Television journalist Maria Elvira Salazar announced Thursday on twitter and YouTube that she wants a rematch with Congresswoman Donna Shalala, who beat her last November to replace longtime U.S. Rep. Ileana Ros-Lehtinen, who retired more than three decades in office.
Salazar lost to Shalala by 6 points, 52 to 46%, and apparently thinks she can make up the difference by using local fear of communist regimes and the demonization of all Democrats as socialists. Of course, the Dems aren’t helping with progressive darlings like New York Congresswoman Alexandria Ocasio-Suarez and her good ideas gone bad confusing young, ideological people.
There is actually footage of big, bad, scary AOC in the Florida District 27 ad.
“While some members of her party peddle the same radical, socialist agenda that has ruined the countries from which many of us escaped, Shalala remains disturbingly silent,” Salazar says in the 3-minute video after she does a short history of her life. “Silence in the face of oppression is complicity.
“We must not be silent. We must not remain on the sidelines while many on the left want to implement in this country the failed socialist systems that brought misery, oppression and exile to many of our countries.
“I will not be invisible, I will not remain on the sidelines, and I will not be silent,” Salazar says at the end. “I will fight to preserve and protect the freedom for which my parents were willing to give up everything.”
It’s clear Salazar will try to cast Shalala as a left wing nutcase enabler of “corrupt, banana-republic dictators” — even anti-Semitic — which is ridiculous. With her anti-environmental history and battle with labor unions, the former private university president is practically Republican.
Read related: Donna Shalala is snubbed, missing on Obama’s FL endorsements list
Does that kind of “communista!” campaign still work in Miami? In 2020? It didn’t work in 2018 for Sen. Alex Diaz de la Portilla in the county commission race or in 2017 for former State Rep. Jose Felix Diaz in the Senate race against Annette Taddeo.
Then again, there are about 280,000 Cubans in the district — and Cubans are high performing voters.
That is likely why Salazar is casting herself as a fierce anti-communist with the credentials to act on our best interests in hemispheric affairs, even though the video also includes footage of Cuban exiles coming here and language that seems she is not in line with Donald Trump‘s immigration policy.

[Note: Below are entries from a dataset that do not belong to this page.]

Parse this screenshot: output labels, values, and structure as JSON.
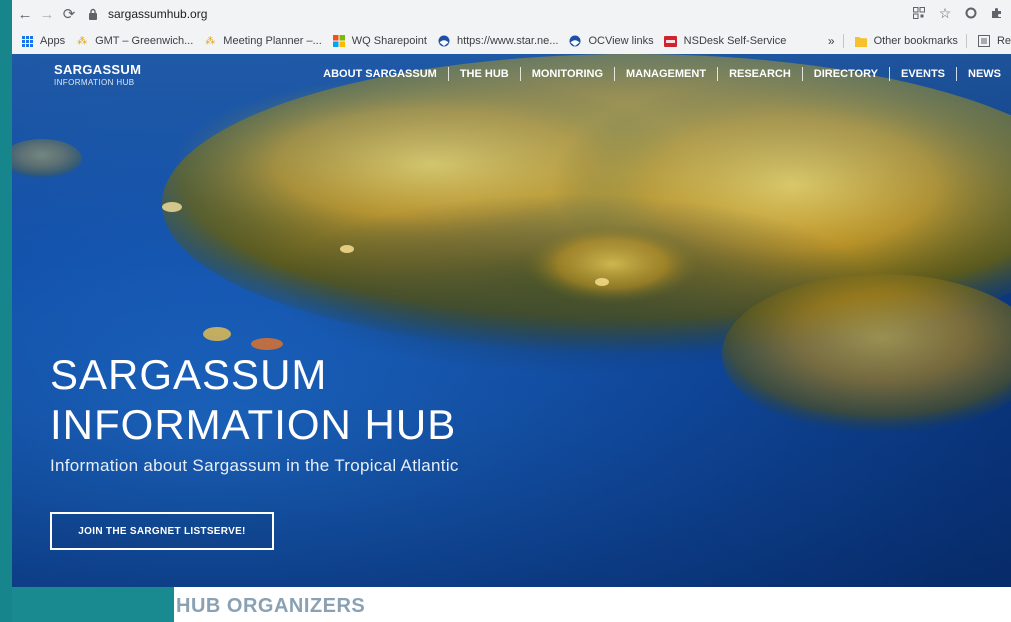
{
  "browser": {
    "url": "sargassumhub.org",
    "bookmarks": [
      {
        "label": "Apps"
      },
      {
        "label": "GMT – Greenwich..."
      },
      {
        "label": "Meeting Planner –..."
      },
      {
        "label": "WQ Sharepoint"
      },
      {
        "label": "https://www.star.ne..."
      },
      {
        "label": "OCView links"
      },
      {
        "label": "NSDesk Self-Service"
      }
    ],
    "overflow": "»",
    "other_bookmarks": "Other bookmarks",
    "reading_list": "Re"
  },
  "site": {
    "logo_line1": "SARGASSUM",
    "logo_line2": "INFORMATION HUB",
    "nav": [
      "ABOUT SARGASSUM",
      "THE HUB",
      "MONITORING",
      "MANAGEMENT",
      "RESEARCH",
      "DIRECTORY",
      "EVENTS",
      "NEWS"
    ]
  },
  "hero": {
    "title_line1": "SARGASSUM",
    "title_line2": "INFORMATION HUB",
    "subtitle": "Information about Sargassum in the Tropical Atlantic",
    "cta_label": "JOIN THE SARGNET LISTSERVE!"
  },
  "organizers": {
    "heading": "HUB ORGANIZERS"
  },
  "colors": {
    "teal_frame": "#1a8a91",
    "sea": "#124fa8",
    "seaweed": "#d6a421"
  }
}
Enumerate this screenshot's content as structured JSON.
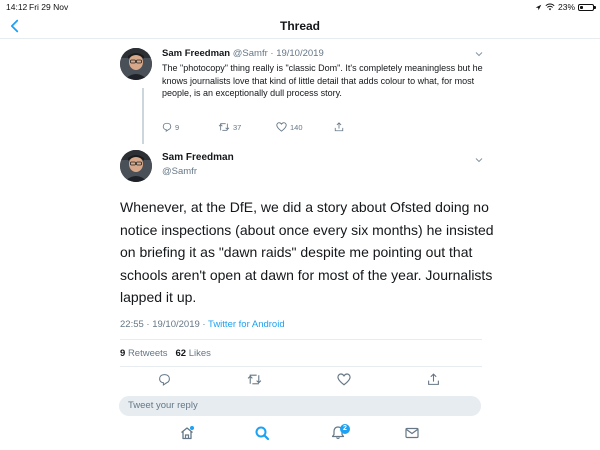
{
  "status_bar": {
    "time": "14:12",
    "date": "Fri 29 Nov",
    "battery": "23%",
    "battery_level": 0.23
  },
  "nav": {
    "title": "Thread",
    "back_icon": "chevron-left-icon"
  },
  "reply_tweet": {
    "name": "Sam Freedman",
    "handle_date": "@Samfr · 19/10/2019",
    "text": "The \"photocopy\" thing really is \"classic Dom\". It's completely meaningless but he knows journalists love that kind of little detail that adds colour to what, for most people, is an exceptionally dull process story.",
    "replies": "9",
    "retweets": "37",
    "likes": "140"
  },
  "main_tweet": {
    "name": "Sam Freedman",
    "handle": "@Samfr",
    "text": "Whenever, at the DfE, we did a story about Ofsted doing no notice inspections (about once every six months) he insisted on briefing it as \"dawn raids\" despite me pointing out that schools aren't open at dawn for most of the year. Journalists lapped it up.",
    "timestamp": "22:55 · 19/10/2019 · ",
    "source": "Twitter for Android",
    "retweets_count": "9",
    "retweets_label": "Retweets",
    "likes_count": "62",
    "likes_label": "Likes"
  },
  "composer": {
    "placeholder": "Tweet your reply"
  },
  "tab_bar": {
    "notification_count": "2",
    "icons": [
      "home-icon",
      "search-icon",
      "notifications-icon",
      "messages-icon"
    ]
  },
  "colors": {
    "accent": "#1da1f2",
    "text": "#14171a",
    "muted": "#657786",
    "divider": "#e6ecf0"
  }
}
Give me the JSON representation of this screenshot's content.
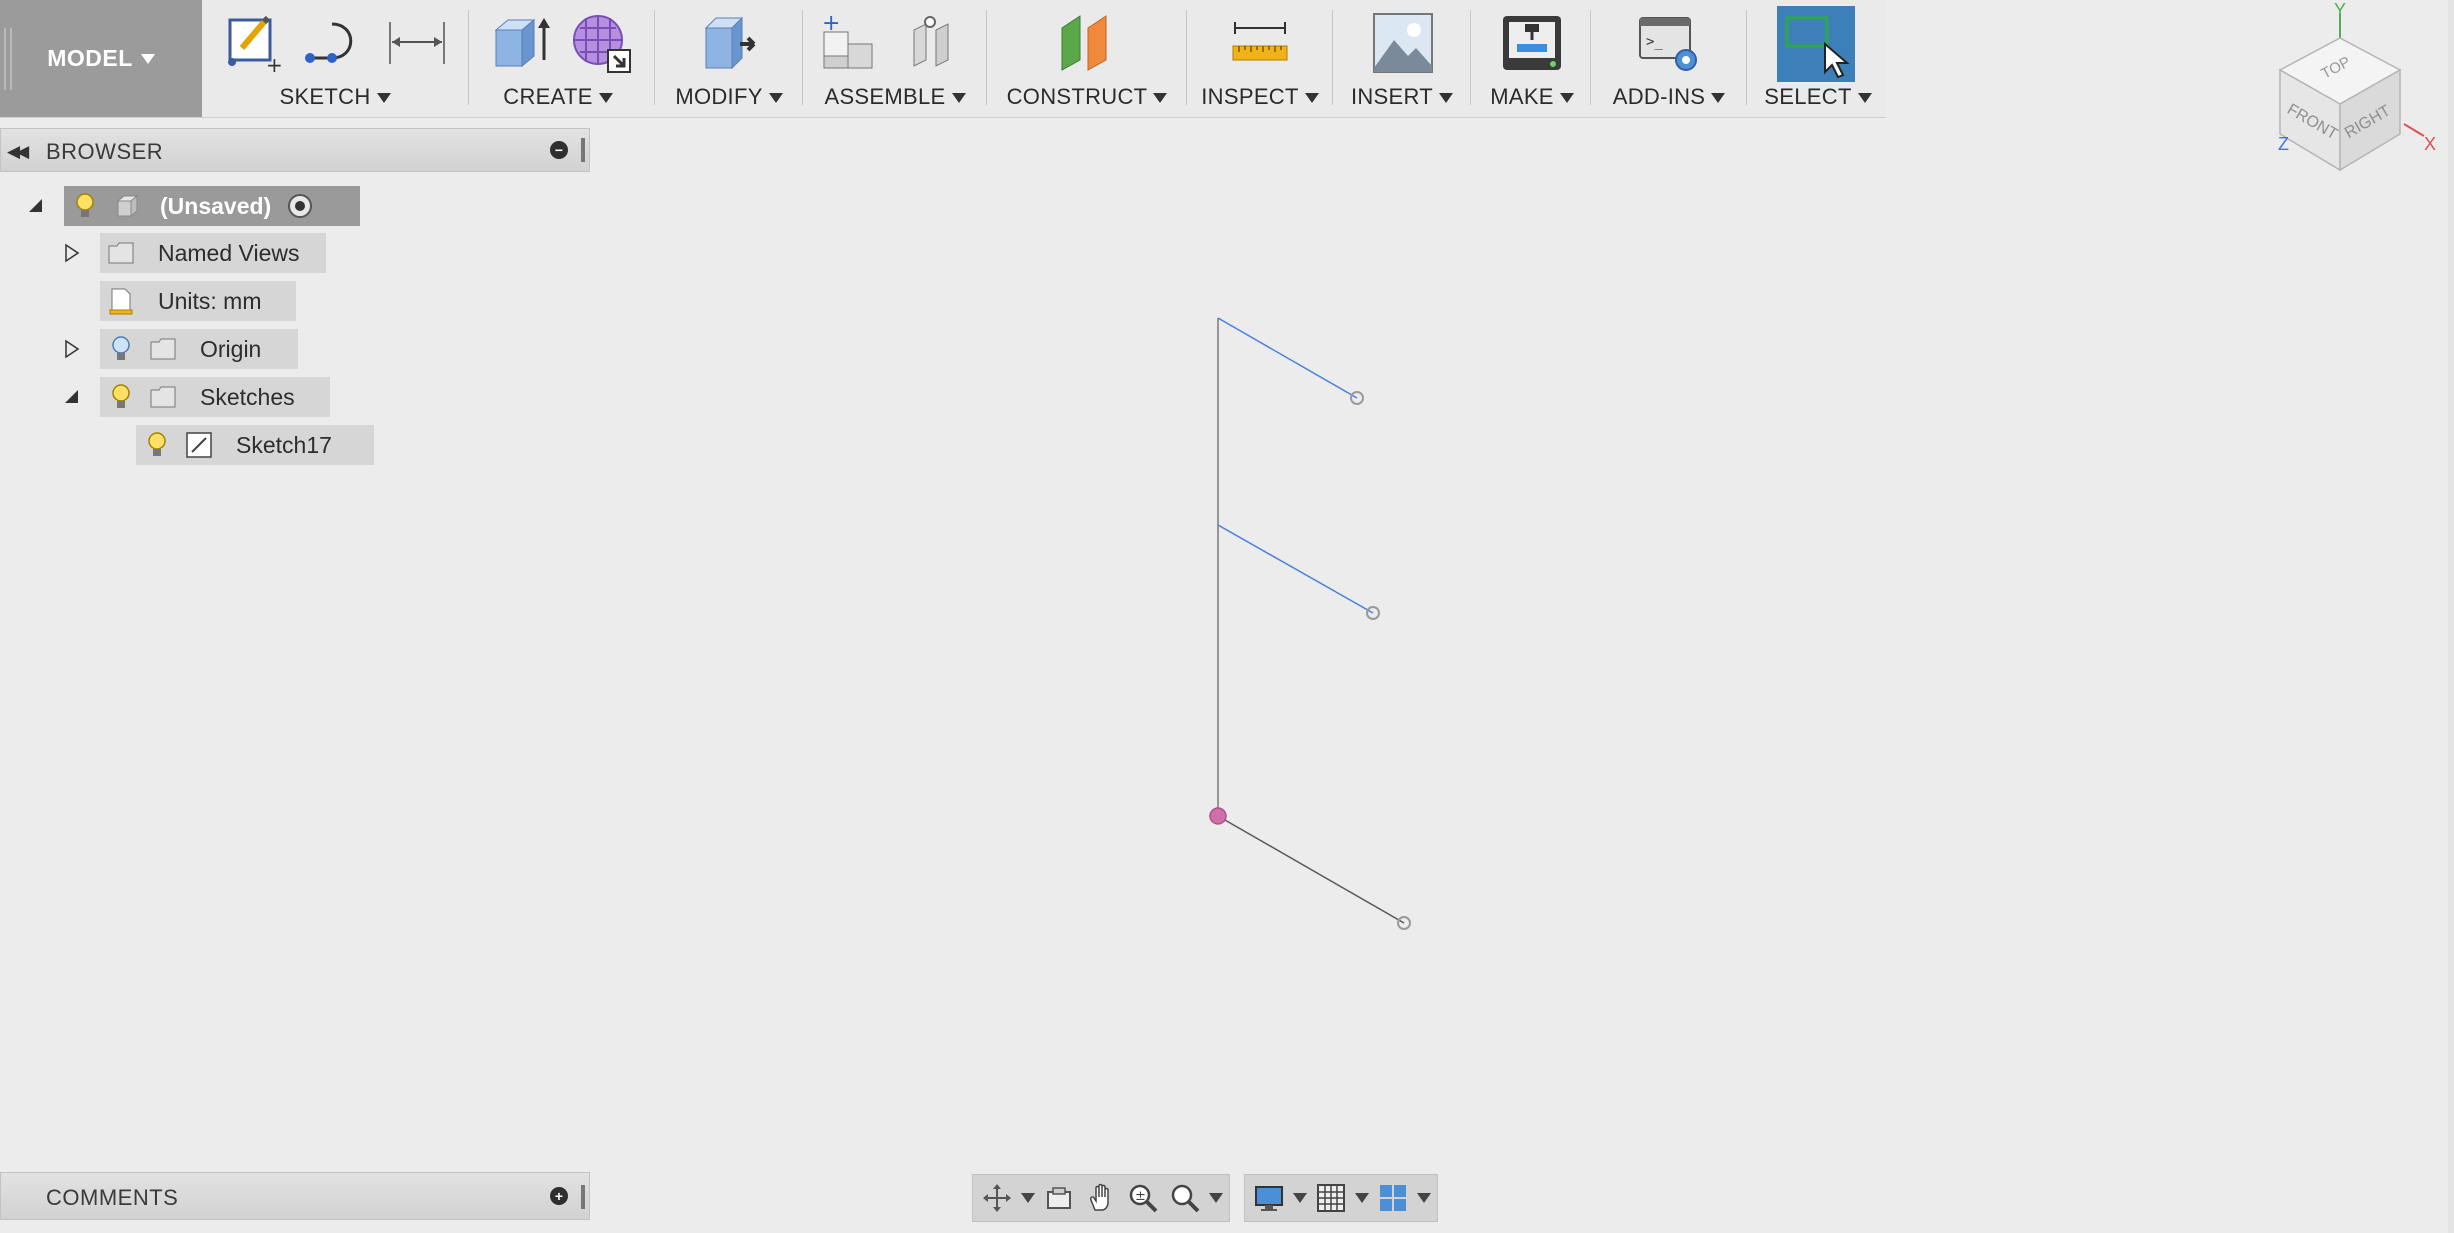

“Coming to terms with leaving behind everything you have worked for your entire life and starting anew with $5 in your pocket is not a big price to pay when freedom is at stake. This is a story of many exiles, including my Cuban parents who came to this great country empty handed 60 years ago,” she says.
“I grew up hearing about the horrors and injustices of the socialist Castro regime, which instilled in me a deep faith in and a desire to pursue the American dream,” Salazar said.
Read related: Dumb Dems invite pro-Cuba pols to stump for them in Miami-Dade
“My career as a journalist has taken me all over the world, in particular Latin America. I have confronted dictators with questions they did not want to hear, and much less, wanted to answer.”
Well, yes, and no. There was that one interview she scored with Fidel Castro where Salazar totally gushed like a flirting teenager with the tyrant. She referred to hi as “comandante” and “un revolucionario por excelencia,” which translates to a revolutionary par excellence.” Like, really? Salazar later said she was caught off guard when he complimented her legs. Ugh. Really? Someone tried to make an issue out of it in the primary, but she won
Then, in 2016, she applauded Barrack Obama‘s opening with Cuba, calling it the right thing to do.
Still, she says her experience covering war and struggle in Central and South America and the classes she took at the John F. Kennedy School of Government at Harvard University has made her a good choice for Congress.
“Today, I can speak with authority about the problems and solutions for Cuba, for Venezuela and Central America,” Salazar said.
So can almost any Cuban in Miami.
Read related: Donna Shalala scrambles for Hispanic votes, credibility
Salazar will have to start fundraising right away, as Shalala has already amassed almost $600,000 for her reelection, which is not guaranteed. While she won by six points, Shalala is not widely beloved. Former Sen. Bill Nelson — who lost his race against former Gov. Rick Scott — won the same District 27 by 12 points, for example, and the Dems failed gubernatorial candidate, Andrew Gillum, also won the district by double digits.
And her campaign has already made a big faux pas: Salazar’s name was spelled wrong on the website address on the video screen. Her name. Someone is getting fired already.
Then, a sharp member of Team Shalala bought that domain — www.mariaelvriasalazar.com (see? the r and the a are transposed) — and put the Congresswoman’s site on there.